Il secondo aspetto è di natura politica ed è relativo al percorso che si vuole tracciare e che connoterà il sistema delle relazioni industriali nei prossimi anni. Bisogna chiarire se si vuole realmente garantire un ruolo primario alla contrattazione collettiva, con i benefici che questo garantirebbe, o si vuole continuare a limitare indirettamente la sua azione attraverso interventi normativi. Se la strada da scegliere è la prima, è evidente che non possono esserci contratti collettivi applicabili e contratti non applicabili. Tutti devono avere pari dignità perchè frutto di una negoziazione che tiene conto di interessi di parte più o meno diffusi ma comunque degni di considerazione. Se la tutela del lavoratore deve rimanere prioritaria qualsiasi valutazione inerente i Contratti Collettivi non può più limitarsi al solo aspetto retributivo ma si dovrà guardare ad altri elementi che stanno entrando prepotentemente nella contrattazione quali il welfare, la formazione, l'apprendistato, la conciliazione tempi di vita e lavoro, la sicurezza e le politiche attive, tutti temi che generalmente emergono nell'ambito di una bilateralità forte. In tale ottica la bilaterità espressa dagli attori negoziali, sia in termini numerici che di azione, potrebbe costituire un importatnte indicatore non solo di rappresentività ma soprattutto della migliore capacità di garantire la tutela e la qualità del lavoro.

Se da un lato bisogna evitare che organizzazioni minori e poco rappresentative possano sedersi attorno ad un tavolo e sottoscrivere accordi collettivi che sfocino nel dumping e nella concorrenza sleale a tutto danno del lavoratore, dall'altro lato bisogna costruire modelli alternativi che salvaguardando il diritto ad una giusta retribuzione lascino a tutti gli attori sindacali la possibilità di esprimersi liberamente rinviado qualsiasi selezione alla loro capacità di esprimere azioni positive nell'ambito della bilateralità.
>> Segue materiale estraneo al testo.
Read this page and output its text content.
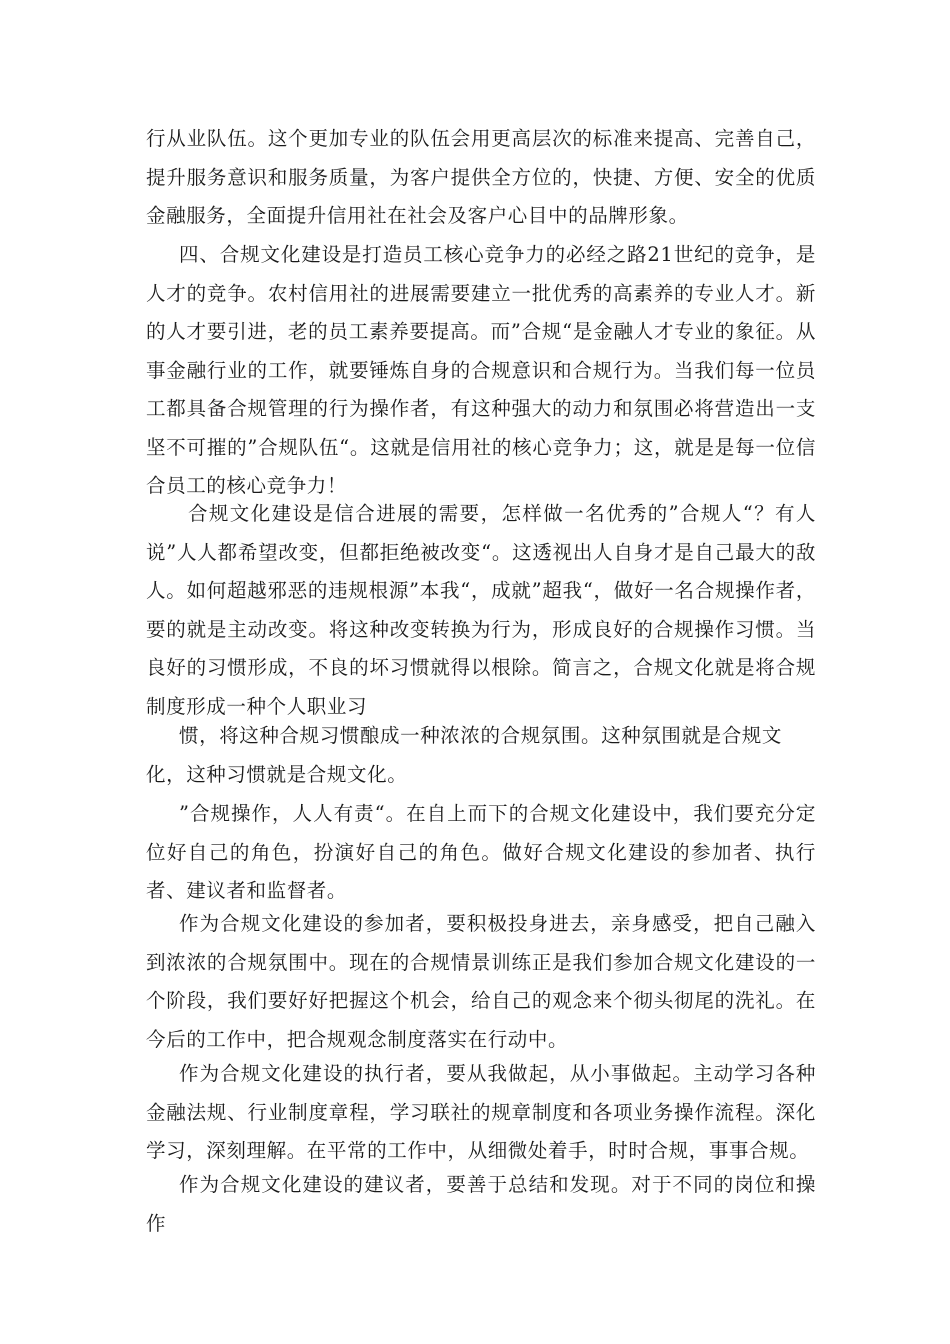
行从业队伍。这个更加专业的队伍会用更高层次的标准来提高、完善自己，提升服务意识和服务质量，为客户提供全方位的，快捷、方便、安全的优质金融服务，全面提升信用社在社会及客户心目中的品牌形象。

四、合规文化建设是打造员工核心竞争力的必经之路21世纪的竞争，是人才的竞争。农村信用社的进展需要建立一批优秀的高素养的专业人才。新的人才要引进，老的员工素养要提高。而”合规“是金融人才专业的象征。从事金融行业的工作，就要锤炼自身的合规意识和合规行为。当我们每一位员工都具备合规管理的行为操作者，有这种强大的动力和氛围必将营造出一支坚不可摧的”合规队伍“。这就是信用社的核心竞争力；这，就是是每一位信合员工的核心竞争力！

合规文化建设是信合进展的需要，怎样做一名优秀的”合规人“？有人说”人人都希望改变，但都拒绝被改变“。这透视出人自身才是自己最大的敌人。如何超越邪恶的违规根源”本我“，成就”超我“，做好一名合规操作者，要的就是主动改变。将这种改变转换为行为，形成良好的合规操作习惯。当良好的习惯形成，不良的坏习惯就得以根除。简言之，合规文化就是将合规制度形成一种个人职业习

惯，将这种合规习惯酿成一种浓浓的合规氛围。这种氛围就是合规文化，这种习惯就是合规文化。

”合规操作，人人有责“。在自上而下的合规文化建设中，我们要充分定位好自己的角色，扮演好自己的角色。做好合规文化建设的参加者、执行者、建议者和监督者。

作为合规文化建设的参加者，要积极投身进去，亲身感受，把自己融入到浓浓的合规氛围中。现在的合规情景训练正是我们参加合规文化建设的一个阶段，我们要好好把握这个机会，给自己的观念来个彻头彻尾的洗礼。在今后的工作中，把合规观念制度落实在行动中。

作为合规文化建设的执行者，要从我做起，从小事做起。主动学习各种金融法规、行业制度章程，学习联社的规章制度和各项业务操作流程。深化学习，深刻理解。在平常的工作中，从细微处着手，时时合规，事事合规。

作为合规文化建设的建议者，要善于总结和发现。对于不同的岗位和操作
A quel punto per ciascuna organizzazione sarà necessario elevare gli standard per non perdere consensi, con conseguenti vantaggi per aziende e lavoratori. In tal senso la recente esperienza dei Fondi Interprofessionali ha molto da insegnare. In ultima analisi si può sostenere che quanto fino ad oggi fatto, in particolare con la circolare INL n. 3/2018, appare utile soltanto a mettere in discussione quanto contemplato dagli articoli 18 e 39 della Costituzione nel maldestro tentativo di garantire posizioni di rendita che nulla hanno a che vedere con l'innalzamento degli standard di qualità dell'azione sindacale. Nella prospettiva di un moderno mercato del lavoro che in una dimensione europea sappia dare risposte concrete alle emergenti esigenze nell'epoca dell' Industria 4.0, va certamente ripensato il modello: salario minimo legale, assoluta tutela della libertà sindacale, contrattazione di secondo livello e selezione naturale degli attori negoziali in relazione alla loro capacità di eprimere una bilateralità di elevata qualità.